Текст книги "Том 2. Рассказы 1913-1916"
Автор книги: Александр Грин
сообщить о нарушении
Текущая страница: 22 (всего у книги 45 страниц)
Там или там
Я проснулся. Было очень тихо. Я лежал под чем-то теплым, закрывавшим меня с головой. Я медлил откинуть свое покрывало и осмотреться. Все произошло из-за виденного мной только что сна.
Сон был странно неуловим, как большинство тяжелых и крепких снов, но общее от него впечатление было такое, что я делал во сне нечто, очень важное и теперь, наяву. Кроме того, мне казалось, что я делал это нечто дома, в домашней обстановке, и что сейчас я тоже нахожусь дома; что стоит мне только открыть то неизвестное, что покрывает меня, как я увижу знакомые предметы, обои, стулья, свой письменный стол и все, к чему так привык за долгие годы обывательской, мирной жизни.
С другой стороны, рассудок твердил мне, что я нахожусь не дома, а в окопе, что покрыт я шинелью, а не одеялом и что вчерашняя перестрелка, пришедшая на память, должна убедить меня наконец в том, что я действительно на войне.
Эта диковинная нерешительность сонного еще сознания осложнялась тем, что воображение, ясно нарисовавшее домашнюю обстановку, задавало лукавый вопрос: «А не приснилось ли тебе, что ты на войне? Может быть, едва лишь ты откинешь это (одеяло?), как сразу увидишь прежде всего – ночной столик с медным подсвечником, книгой и папиросами, а затем – умывальник, комод и зеркало?»

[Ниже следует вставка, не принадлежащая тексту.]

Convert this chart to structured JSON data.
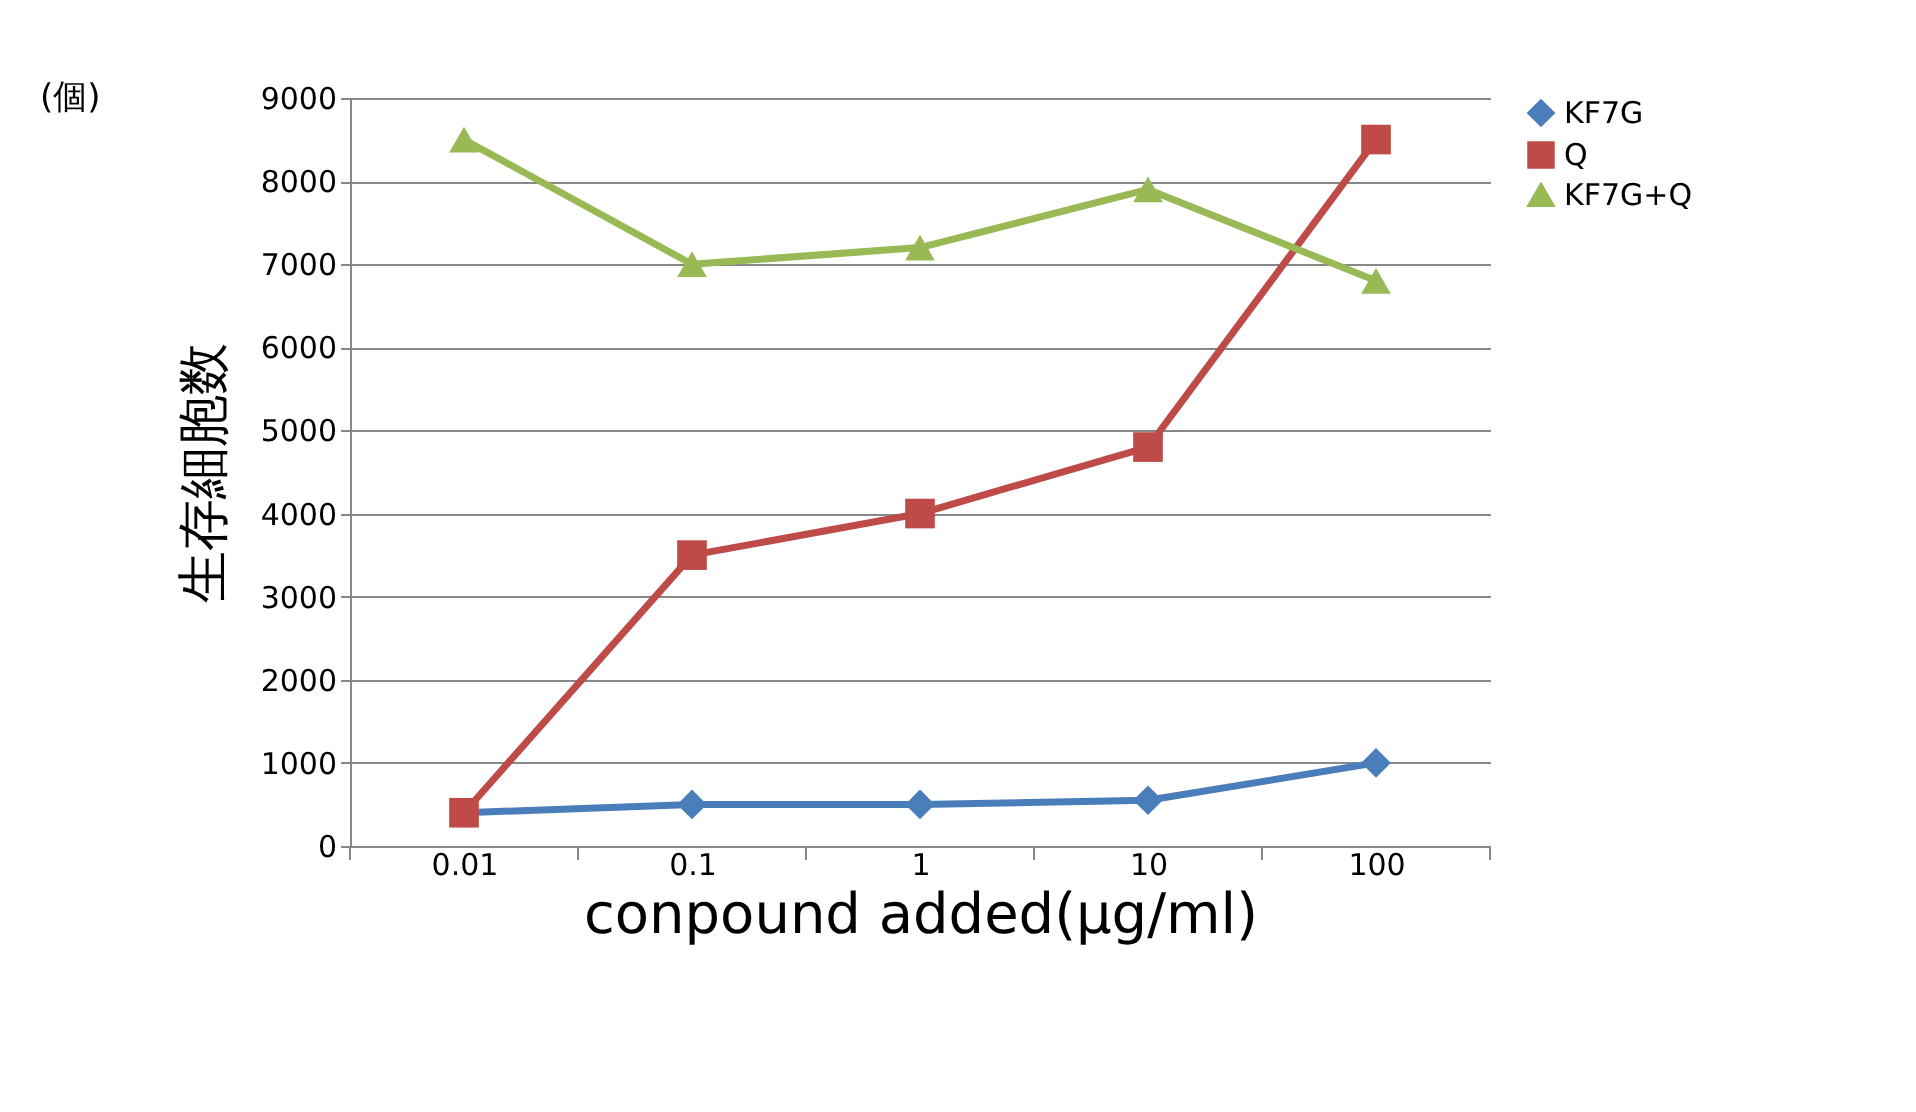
{
  "chart_data": {
    "type": "line",
    "xlabel": "conpound added(μg/ml)",
    "ylabel": "生存細胞数",
    "annotations": [
      "(個)"
    ],
    "categories": [
      "0.01",
      "0.1",
      "1",
      "10",
      "100"
    ],
    "series": [
      {
        "name": "KF7G",
        "color": "#4a7ebb",
        "marker": "diamond",
        "values": [
          400,
          500,
          500,
          550,
          1000
        ]
      },
      {
        "name": "Q",
        "color": "#be4b48",
        "marker": "square",
        "values": [
          400,
          3500,
          4000,
          4800,
          8500
        ]
      },
      {
        "name": "KF7G+Q",
        "color": "#98b954",
        "marker": "triangle",
        "values": [
          8500,
          7000,
          7200,
          7900,
          6800
        ]
      }
    ],
    "ylim": [
      0,
      9000
    ],
    "yticks": [
      0,
      1000,
      2000,
      3000,
      4000,
      5000,
      6000,
      7000,
      8000,
      9000
    ],
    "grid": "y",
    "legend": "right",
    "line_style": "solid"
  }
}
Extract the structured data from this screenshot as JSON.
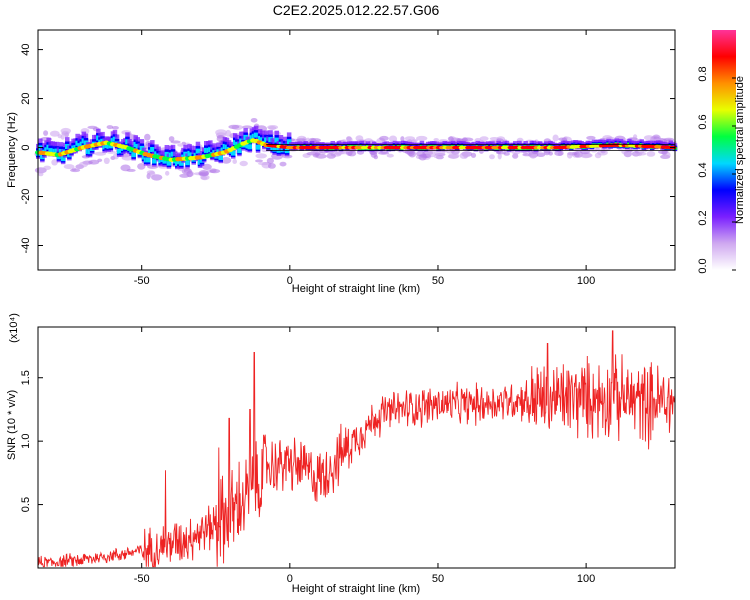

Представление о войне и представление о домашней обстановке были одинаково живы. Я не знал – что из них сон, и что – действительность? Разум твердил, что я лежу у стенки окопа, под шинелью, а окрепшая иллюзия, – что лежу дома, на кровати, под одеялом.
Следовало просто встать и посмотреть вокруг – протереть глаза, как говорят в таких случаях. Я освободил голову. Мутный дневной свет блеснул в лицо, что-то черное и серое, в неясных очертаниях, показалось на мне и скрылось, так как в этот момент разорвалась надо мной первая неприятельская шрапнель и я потерял сознание.
Что шрапнель разорвалась, что я, перед этим, лежал полусонный, стараясь сообразить, где я – дома или в окопе, – это я хорошо помню. Далее же я ничего не помню вплоть до очень похожего на этот момента: я так же лежу с закрытой чем-то мягким и теплым головой, и не знаю, что это – одеяло или шинель? Я, по-видимому, спал и проснулся. Один раз я просыпаюсь так или второй раз? Я не могу решить этого. Мне кажется, что я в окопе, что стоит открыть глаза, как увижу я серые фигуры солдат, блиндаж, комья земли и небо. Но по другому ощущению – ощущению некоторого физического удобства – мне кажется, что я – дома.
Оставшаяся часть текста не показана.